The Copyright Office has instituted fee adjustments under this provision on four separate occasions. The first schedule was adopted in 1999. See 63 FR 43426 (August 13. 1998) and 64 FR 29518 (June 1, 1999). Three years later a second adjustment was made raising many copyright fees, but leaving the basic registration fee at $30. 67 FR 38003 (May 31, 2002). The third fee adjustment was adopted in 2006, in which most statutory fees were again raised due to an increase in costs. In this instance, the basic registration fee was increased from $30 to $45. 71 FR 15368 (March 28, 2006) and 71 FR 31089 (June 1, 2006). The last fee adjustment was adopted in 2007 establishing a lower basic registration fee of $35 for copyright claims submitted electronically. 72 FR 33690 (June 19, 2007).

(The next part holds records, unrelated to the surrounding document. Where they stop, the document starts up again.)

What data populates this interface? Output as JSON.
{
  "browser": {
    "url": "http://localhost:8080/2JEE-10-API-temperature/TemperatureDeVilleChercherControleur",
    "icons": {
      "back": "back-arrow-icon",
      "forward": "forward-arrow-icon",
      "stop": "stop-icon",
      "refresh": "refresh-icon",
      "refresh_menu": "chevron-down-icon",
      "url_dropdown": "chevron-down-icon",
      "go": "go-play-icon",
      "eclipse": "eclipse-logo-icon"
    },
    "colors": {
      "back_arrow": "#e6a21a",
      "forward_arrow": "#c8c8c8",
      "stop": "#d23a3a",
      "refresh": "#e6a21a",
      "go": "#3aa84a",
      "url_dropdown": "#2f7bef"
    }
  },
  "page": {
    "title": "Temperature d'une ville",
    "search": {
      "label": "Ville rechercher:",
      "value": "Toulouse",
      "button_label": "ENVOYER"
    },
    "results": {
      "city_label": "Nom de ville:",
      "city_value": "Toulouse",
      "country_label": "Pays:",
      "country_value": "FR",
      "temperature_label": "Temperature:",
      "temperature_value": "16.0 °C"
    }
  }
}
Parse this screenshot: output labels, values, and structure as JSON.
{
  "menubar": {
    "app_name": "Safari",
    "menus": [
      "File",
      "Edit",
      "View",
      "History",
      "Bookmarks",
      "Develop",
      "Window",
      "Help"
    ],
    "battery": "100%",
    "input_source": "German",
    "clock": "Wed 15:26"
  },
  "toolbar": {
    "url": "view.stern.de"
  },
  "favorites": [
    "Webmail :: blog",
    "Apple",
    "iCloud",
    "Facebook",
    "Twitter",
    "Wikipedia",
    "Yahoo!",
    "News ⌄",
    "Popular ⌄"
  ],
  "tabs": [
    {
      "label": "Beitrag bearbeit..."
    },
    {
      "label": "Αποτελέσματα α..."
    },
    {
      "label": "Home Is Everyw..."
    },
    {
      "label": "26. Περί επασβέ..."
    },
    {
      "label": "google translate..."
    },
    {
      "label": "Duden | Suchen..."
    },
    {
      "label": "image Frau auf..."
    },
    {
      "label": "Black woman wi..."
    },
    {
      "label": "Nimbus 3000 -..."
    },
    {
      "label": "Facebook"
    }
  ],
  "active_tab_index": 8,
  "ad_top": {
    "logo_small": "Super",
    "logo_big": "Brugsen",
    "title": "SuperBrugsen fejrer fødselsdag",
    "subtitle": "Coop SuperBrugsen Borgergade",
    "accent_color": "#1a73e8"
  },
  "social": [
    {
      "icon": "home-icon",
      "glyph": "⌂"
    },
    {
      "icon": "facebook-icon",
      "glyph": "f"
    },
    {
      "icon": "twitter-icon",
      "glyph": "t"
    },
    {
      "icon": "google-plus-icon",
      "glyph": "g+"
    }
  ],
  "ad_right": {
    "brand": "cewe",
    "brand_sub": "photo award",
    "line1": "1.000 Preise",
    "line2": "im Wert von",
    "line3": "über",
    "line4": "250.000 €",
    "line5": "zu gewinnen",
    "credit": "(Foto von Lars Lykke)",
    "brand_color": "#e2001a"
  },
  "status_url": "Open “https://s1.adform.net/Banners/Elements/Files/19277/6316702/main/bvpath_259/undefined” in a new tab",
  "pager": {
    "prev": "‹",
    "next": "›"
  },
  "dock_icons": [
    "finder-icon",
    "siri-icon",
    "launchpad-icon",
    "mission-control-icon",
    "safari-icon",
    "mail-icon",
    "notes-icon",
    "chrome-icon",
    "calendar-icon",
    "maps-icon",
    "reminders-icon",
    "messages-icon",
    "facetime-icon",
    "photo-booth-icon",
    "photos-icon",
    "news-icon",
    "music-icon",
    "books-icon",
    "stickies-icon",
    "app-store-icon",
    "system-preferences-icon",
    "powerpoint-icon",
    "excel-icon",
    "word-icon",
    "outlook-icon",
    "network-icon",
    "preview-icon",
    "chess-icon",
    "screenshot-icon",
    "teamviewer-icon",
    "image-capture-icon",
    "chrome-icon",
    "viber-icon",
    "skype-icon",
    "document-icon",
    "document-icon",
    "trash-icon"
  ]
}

In the 2007 adjustment lowering the fee for electronic submission of basic copyright registration, it was stated that fee adjustment would likely be revisited once the electronic, online process for registering a claim was operational for a sufficient period of time so as to yield reliable information on the actual costs involved in providing the service. Electronic submission of basic claims to copyright was opened to beta testers in July 2007 with an increasing number of beta testers added over the next 11 months. Beginning July 1, 2008, the Office made online, electronic submission of copyright claims available to the general public, and it also introduced a new application, Form CO. The advantage of Form CO is its 2-D barcode that captures the information as entered online on the application form and from which the Copyright Office retrieves the information for processing.

The Office has gained experience in the past 15 months in using its new IT system for processing three different types of submissions of claims to copyright. Claims may be submitted electronically, by mailing a completed Form CO that incorporates a 2-D barcode, or by submitting existing paper forms, i.e., Forms PA, VA, SR, TX or SE. Each type of submission requires a significantly different degree of effort to process. Therefore, the Office is proposing a fee adjustment for each of these three types of submissions to recover the appropriate portion of the cost of providing such service.

I. Overview

The expenses of the Copyright Office have always been substantially funded through the fees for providing services, although the percentage of cost recovery has varied. For the last fifty years, cost recovery through the charging of fees has ranged from 50% to 80% of the expenses of the Copyright Office. In fiscal year 2005, the Copyright Office collected $23,788,227 in fees, sufficient to offset 56.9% of the total expenditures of the Copyright Office. In fiscal year 2006, during the last three months of which higher fees applied, the Office collected $24,126,884 in fees, sufficient to offset only 51.3% of the total expenditures of the Copyright Office. In fiscal year 2007, the Copyright Office collected $29,261,052 in fees, offsetting 60.5% of the Copyright Office's total expenditures. Programs relating to mandatory deposit, domestic and international copyright policy and public information have been generally paid for by appropriated funds.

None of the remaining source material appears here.